政策・提言・声明

2012年08月01日

「大阪都」法案(特別区設置法案)について

2012年8月1日
日本共産党大阪府委員会 委員長 山口勝利

○ 民主、自民、公明など7会派は、橋下大阪市長が掲げる「大阪都構想」を後押しするため、衆議院に「大都市地域における特別区の設置に関する法案」を共同で提出しました。これはきわめて大きな問題をはらむものです。

○ 法案は、大阪市をはじめ人口200万人以上の政令指定都市において、「大阪市」などの「関係市町村を廃止」し、「特別区」を設けることができるようにしたものです。提案者はこの法案の理由として、「地域の実情に応じた大都市制度の特例を設けるため」とのべています。
 しかし、大阪府・市において、こうした法案が必要な「実情」はありません。
 第1に、橋下・「維新の会」は、「大阪経済の低迷」などの行き詰まりの原因はあげて「大阪府・大阪市」という大都市制度にあり、「大阪都」ができれば打開できると主張してきました。ところが、その立証はできず、最近になると「さまざまな要因のなかの一要因と認めてもらえれば、『大阪都』論議を」(橋下市長)などとごまかしています。
 第2に、「大阪都」構想は昨秋のダブル選で「民意を得た」ということも事実に反します。ダブル選挙において、橋下氏と「大阪維新の会」は、その法定ビラにおいて、「だまされないで下さい!!大阪維新の会は、大阪市をバラバラにしません」「大阪市は潰しません」「24区、24色の鮮やかな大阪市に変えます」と訴えました。「大阪市を廃止」することも、いまの「24区」を「8~9区の特別区」にすることも示さず、ペテンで「民意」をかすめとったのでした。
 第3に、国会での提案者となる民主、自民両党も、大阪では「大阪都」構想に反対しています。大阪府市でつくられた「大阪にふさわしい大都市制度協議会」において、「経済の低迷、住民自治が大都市制度に起因するものか?」(自民党府議)、「都構想は基礎自治体を不完全なものにし、都市としての重要な機能を広域に集約。分権化に逆行」(OSASAみらい市議)などと疑問と批判が唱えられています。
 さらに大阪のもう一つの政令市である堺市は「大阪都」構想をきっぱり拒否しています。
 加えていえば、大都市制度にさまざまな問題が生じていることから、第30次地方制度調査会での論議が始まったばかりです。なんの結論もでないまま、こうした法案が国会にだされることの拙劣さは目に余ります。

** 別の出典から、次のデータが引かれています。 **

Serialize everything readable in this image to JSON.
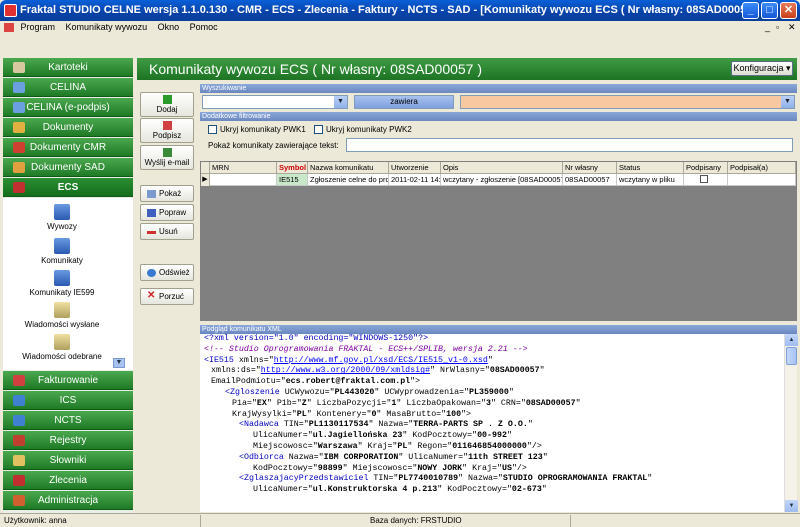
{
  "window": {
    "title": "Fraktal STUDIO CELNE  wersja 1.1.0.130 - CMR - ECS - Zlecenia - Faktury - NCTS - SAD - [Komunikaty wywozu ECS ( Nr własny: 08SAD00057 ) ]",
    "minimize": "_",
    "maximize": "□",
    "close": "✕"
  },
  "menu": {
    "items": [
      "Program",
      "Komunikaty wywozu",
      "Okno",
      "Pomoc"
    ],
    "mdi_min": "_",
    "mdi_max": "▫",
    "mdi_close": "✕"
  },
  "sidebar": {
    "items": [
      {
        "label": "Kartoteki",
        "icon": "address-book-icon",
        "color": "#d8c8a0"
      },
      {
        "label": "CELINA",
        "icon": "celina-icon",
        "color": "#6aa0e0"
      },
      {
        "label": "CELINA (e-podpis)",
        "icon": "celina-epodpis-icon",
        "color": "#6aa0e0"
      },
      {
        "label": "Dokumenty",
        "icon": "documents-icon",
        "color": "#e0b040"
      },
      {
        "label": "Dokumenty CMR",
        "icon": "cmr-icon",
        "color": "#d04030"
      },
      {
        "label": "Dokumenty SAD",
        "icon": "sad-icon",
        "color": "#e0a040"
      },
      {
        "label": "ECS",
        "icon": "ecs-icon",
        "color": "#c03030"
      },
      {
        "label": "Fakturowanie",
        "icon": "invoice-icon",
        "color": "#d04040"
      },
      {
        "label": "ICS",
        "icon": "ics-icon",
        "color": "#4080d0"
      },
      {
        "label": "NCTS",
        "icon": "ncts-icon",
        "color": "#4080d0"
      },
      {
        "label": "Rejestry",
        "icon": "registry-icon",
        "color": "#c04030"
      },
      {
        "label": "Słowniki",
        "icon": "dictionary-icon",
        "color": "#e0c060"
      },
      {
        "label": "Zlecenia",
        "icon": "orders-icon",
        "color": "#c03030"
      },
      {
        "label": "Administracja",
        "icon": "admin-icon",
        "color": "#d06030"
      }
    ],
    "ecs_subitems": [
      {
        "label": "Wywozy",
        "icon": "export-icon"
      },
      {
        "label": "Komunikaty",
        "icon": "messages-icon"
      },
      {
        "label": "Komunikaty IE599",
        "icon": "ie599-icon"
      },
      {
        "label": "Wiadomości wysłane",
        "icon": "sent-messages-icon"
      },
      {
        "label": "Wiadomości odebrane",
        "icon": "received-messages-icon"
      }
    ],
    "scroll_down": "▼"
  },
  "header": {
    "title": "Komunikaty wywozu ECS ( Nr własny: 08SAD00057 )",
    "config_button": "Konfiguracja ▾"
  },
  "actions": {
    "dodaj": "Dodaj",
    "podpisz": "Podpisz",
    "wyslij": "Wyślij e-mail",
    "pokaz": "Pokaż",
    "popraw": "Popraw",
    "usun": "Usuń",
    "odswiez": "Odśwież",
    "porzuc": "Porzuć"
  },
  "search": {
    "section_title": "Wyszukiwanie",
    "condition": "zawiera",
    "dd_arrow": "▼"
  },
  "filters": {
    "section_title": "Dodatkowe filtrowanie",
    "hide_pwk1": "Ukryj komunikaty PWK1",
    "hide_pwk2": "Ukryj komunikaty PWK2",
    "text_label": "Pokaż komunikaty zawierające tekst:"
  },
  "grid": {
    "columns": [
      "MRN",
      "Symbol",
      "Nazwa komunikatu",
      "Utworzenie",
      "Opis",
      "Nr własny",
      "Status",
      "Podpisany",
      "Podpisał(a)"
    ],
    "row_marker": "▶",
    "rows": [
      {
        "mrn": "",
        "symbol": "IE515",
        "nazwa": "Zgłoszenie celne do proc",
        "utworzenie": "2011-02-11 14:",
        "opis": "wczytany - zgłoszenie [08SAD00057]",
        "nr": "08SAD00057",
        "status": "wczytany w pliku",
        "podpisany": "",
        "podpisal": ""
      }
    ]
  },
  "xml": {
    "section_title": "Podgląd komunikatu XML",
    "lines": [
      {
        "indent": 0,
        "parts": [
          [
            "pi",
            "<?xml version=\"1.0\" encoding=\"WINDOWS-1250\"?>"
          ]
        ]
      },
      {
        "indent": 0,
        "parts": [
          [
            "cm",
            "<!-- Studio Oprogramowania FRAKTAL - ECS++/SPLIB, wersja 2.21 -->"
          ]
        ]
      },
      {
        "indent": 0,
        "parts": [
          [
            "tg",
            "<IE515"
          ],
          [
            "at",
            " xmlns=\""
          ],
          [
            "url",
            "http://www.mf.gov.pl/xsd/ECS/IE515_v1-0.xsd"
          ],
          [
            "at",
            "\""
          ]
        ]
      },
      {
        "indent": 1,
        "parts": [
          [
            "at",
            "xmlns:ds=\""
          ],
          [
            "url",
            "http://www.w3.org/2000/09/xmldsig#"
          ],
          [
            "at",
            "\" NrWlasny=\""
          ],
          [
            "av",
            "08SAD00057"
          ],
          [
            "at",
            "\""
          ]
        ]
      },
      {
        "indent": 1,
        "parts": [
          [
            "at",
            "EmailPodmiotu=\""
          ],
          [
            "av",
            "ecs.robert@fraktal.com.pl"
          ],
          [
            "at",
            "\">"
          ]
        ]
      },
      {
        "indent": 3,
        "parts": [
          [
            "tg",
            "<Zgloszenie"
          ],
          [
            "at",
            " UCWywozu=\""
          ],
          [
            "av",
            "PL443020"
          ],
          [
            "at",
            "\" UCWyprowadzenia=\""
          ],
          [
            "av",
            "PL359000"
          ],
          [
            "at",
            "\""
          ]
        ]
      },
      {
        "indent": 4,
        "parts": [
          [
            "at",
            "P1a=\""
          ],
          [
            "av",
            "EX"
          ],
          [
            "at",
            "\" P1b=\""
          ],
          [
            "av",
            "Z"
          ],
          [
            "at",
            "\" LiczbaPozycji=\""
          ],
          [
            "av",
            "1"
          ],
          [
            "at",
            "\" LiczbaOpakowan=\""
          ],
          [
            "av",
            "3"
          ],
          [
            "at",
            "\" CRN=\""
          ],
          [
            "av",
            "08SAD00057"
          ],
          [
            "at",
            "\""
          ]
        ]
      },
      {
        "indent": 4,
        "parts": [
          [
            "at",
            "KrajWysylki=\""
          ],
          [
            "av",
            "PL"
          ],
          [
            "at",
            "\" Kontenery=\""
          ],
          [
            "av",
            "0"
          ],
          [
            "at",
            "\" MasaBrutto=\""
          ],
          [
            "av",
            "100"
          ],
          [
            "at",
            "\">"
          ]
        ]
      },
      {
        "indent": 5,
        "parts": [
          [
            "tg",
            "<Nadawca"
          ],
          [
            "at",
            " TIN=\""
          ],
          [
            "av",
            "PL1130117534"
          ],
          [
            "at",
            "\" Nazwa=\""
          ],
          [
            "av",
            "TERRA-PARTS SP . Z O.O."
          ],
          [
            "at",
            "\""
          ]
        ]
      },
      {
        "indent": 7,
        "parts": [
          [
            "at",
            "UlicaNumer=\""
          ],
          [
            "av",
            "ul.Jagiellońska 23"
          ],
          [
            "at",
            "\" KodPocztowy=\""
          ],
          [
            "av",
            "00-992"
          ],
          [
            "at",
            "\""
          ]
        ]
      },
      {
        "indent": 7,
        "parts": [
          [
            "at",
            "Miejscowosc=\""
          ],
          [
            "av",
            "Warszawa"
          ],
          [
            "at",
            "\" Kraj=\""
          ],
          [
            "av",
            "PL"
          ],
          [
            "at",
            "\" Regon=\""
          ],
          [
            "av",
            "011646854000000"
          ],
          [
            "at",
            "\"/>"
          ]
        ]
      },
      {
        "indent": 5,
        "parts": [
          [
            "tg",
            "<Odbiorca"
          ],
          [
            "at",
            " Nazwa=\""
          ],
          [
            "av",
            "IBM CORPORATION"
          ],
          [
            "at",
            "\" UlicaNumer=\""
          ],
          [
            "av",
            "11th STREET 123"
          ],
          [
            "at",
            "\""
          ]
        ]
      },
      {
        "indent": 7,
        "parts": [
          [
            "at",
            "KodPocztowy=\""
          ],
          [
            "av",
            "98899"
          ],
          [
            "at",
            "\" Miejscowosc=\""
          ],
          [
            "av",
            "NOWY JORK"
          ],
          [
            "at",
            "\" Kraj=\""
          ],
          [
            "av",
            "US"
          ],
          [
            "at",
            "\"/>"
          ]
        ]
      },
      {
        "indent": 5,
        "parts": [
          [
            "tg",
            "<ZglaszajacyPrzedstawiciel"
          ],
          [
            "at",
            " TIN=\""
          ],
          [
            "av",
            "PL7740010789"
          ],
          [
            "at",
            "\" Nazwa=\""
          ],
          [
            "av",
            "STUDIO OPROGRAMOWANIA FRAKTAL"
          ],
          [
            "at",
            "\""
          ]
        ]
      },
      {
        "indent": 7,
        "parts": [
          [
            "at",
            "UlicaNumer=\""
          ],
          [
            "av",
            "ul.Konstruktorska 4 p.213"
          ],
          [
            "at",
            "\" KodPocztowy=\""
          ],
          [
            "av",
            "02-673"
          ],
          [
            "at",
            "\""
          ]
        ]
      }
    ]
  },
  "status": {
    "user": "Użytkownik: anna",
    "db": "Baza danych: FRSTUDIO"
  },
  "colors": {
    "accent_green": "#1d7424",
    "search_field": "#f8c9a0"
  }
}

○ 本法案の中身でいえば、たとえば「大阪市」を廃止し、いくつかの「特別区」を設置する場合、当然議会の議決だけではなく、住民(選挙人)による投票が必要とされていますが、衛星都市の住民には賛否を表明する場は与えられません。しかし、橋下・「維新の会」の主張によれば、「大阪都」(この名称は使えず、「大阪府」のままですが)は、「大阪市を廃止する」だけでなく、「大阪の統治機構を変える」ものです。それを府民の3分の2を占める衛星都市の住民には、賛否を問うことなく、移行することなど許されるはずがありません。
 さらに、本法案によると、今後たとえば堺市や豊中市など、単一の市がそのまま「特別区」に移行する際には、当該自治体の議決だけでよく、住民の賛否を問う場はなくても構わないとされます。
 これは「自治」の名に値するものではありません。

○ 結局、本法案は、「大都市制度」のさまざまな問題を解決するという現実から要請されたものではなく、ダブル選挙で勝利した橋下・「維新の会」の「風」にすり寄る諸党の打算によって提出されたものにすぎません。
 橋下氏らの「大阪都」構想は、わが党が指摘しているとおり、①大阪市を解体し、その財政・権限を吸い上げて、「1人の指揮官」に与え、②それをもっぱら「成長戦略」の名で、「なにわ筋線」「淀川左岸線延伸」、さらには「関空リニア」「カジノ」などの巨大開発構想に注ぎ、③それを「驚天動地の行政改革・公務員制度改革」という名の恐るべき市民・府民犠牲と府・市職員犠牲によって生み出そうというものにほかなりません。
 本法案は、府民・市民にとって何の大義も道理もないものです。